De orale toediening van Aloë Vera-extract gedurende 6 maanden gaf goede resultaten bij de behandeling van astma (36). Alleen in het geval van corticosteroïde-afhankelijke patiënten was het Aloë-extract niet actief. Er wordt gedacht dat de anti-astmatische werking verband houdt met een beschermende en anti-inflammatoire activiteit en met de versterking van het immuunsysteem.

Zuiverende en laxerende activiteit

Aloe vera sap voert zijn ontgiftende werking uit in het maagdarmkanaal, een district dat bijzonder geschikt is voor de opeenhoping van toxines.

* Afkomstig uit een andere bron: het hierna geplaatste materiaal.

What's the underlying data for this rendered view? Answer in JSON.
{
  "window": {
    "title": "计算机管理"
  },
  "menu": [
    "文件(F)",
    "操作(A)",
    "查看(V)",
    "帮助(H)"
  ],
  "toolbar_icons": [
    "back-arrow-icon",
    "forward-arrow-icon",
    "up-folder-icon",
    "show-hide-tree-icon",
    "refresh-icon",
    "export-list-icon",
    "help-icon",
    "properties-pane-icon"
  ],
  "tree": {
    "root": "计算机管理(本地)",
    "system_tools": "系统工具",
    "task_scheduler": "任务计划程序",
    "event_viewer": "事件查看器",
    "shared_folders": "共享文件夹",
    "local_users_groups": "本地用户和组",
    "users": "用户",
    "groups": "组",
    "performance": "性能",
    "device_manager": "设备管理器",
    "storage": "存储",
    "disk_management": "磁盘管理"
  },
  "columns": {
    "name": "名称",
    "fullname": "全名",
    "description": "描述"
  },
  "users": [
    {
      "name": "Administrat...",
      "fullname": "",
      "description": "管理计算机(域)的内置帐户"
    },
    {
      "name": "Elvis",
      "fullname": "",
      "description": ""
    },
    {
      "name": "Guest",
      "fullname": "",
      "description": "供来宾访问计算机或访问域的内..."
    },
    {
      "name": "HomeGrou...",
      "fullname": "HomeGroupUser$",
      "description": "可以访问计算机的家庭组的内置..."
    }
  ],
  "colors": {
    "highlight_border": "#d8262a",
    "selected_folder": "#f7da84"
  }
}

De zuiverende werking is voornamelijk gekoppeld aan polysacchariden, in staat om, dankzij de specifieke samenstelling en viskeuze consistentie, de bindende en eliminerende toxische stoffen geproduceerd tijdens metabolische processen te vormen, waardoor de contacttijd van de slak met de slijmvliezen wordt verminderd.

Aloë, vervat in latex (latex afgeleid van de schil van het blad), geeft Aloë een echte laxerende werking. In kleine doses fungeert aloë als een tonicum voor het spijsverteringsstelsel, waardoor de darmspieren worden versterkt. Bij een hogere dosering wordt het een sterk laxeermiddel dat inwerkt op de dikke darm, waar het de secreties van de dikke darm stimuleert en intestinale peristaltiek bevordert. Aloin is al vele jaren het meest gebruikte anthrachinon-laxeermiddel (37); veroorzaakt vaak pijnlijke samentrekkingen en om deze reden worden momenteel andere anthrachinonen gebruikt, zoals cascara en senna (zie appendix "Farmacologische aantekeningen over anthrachinonen").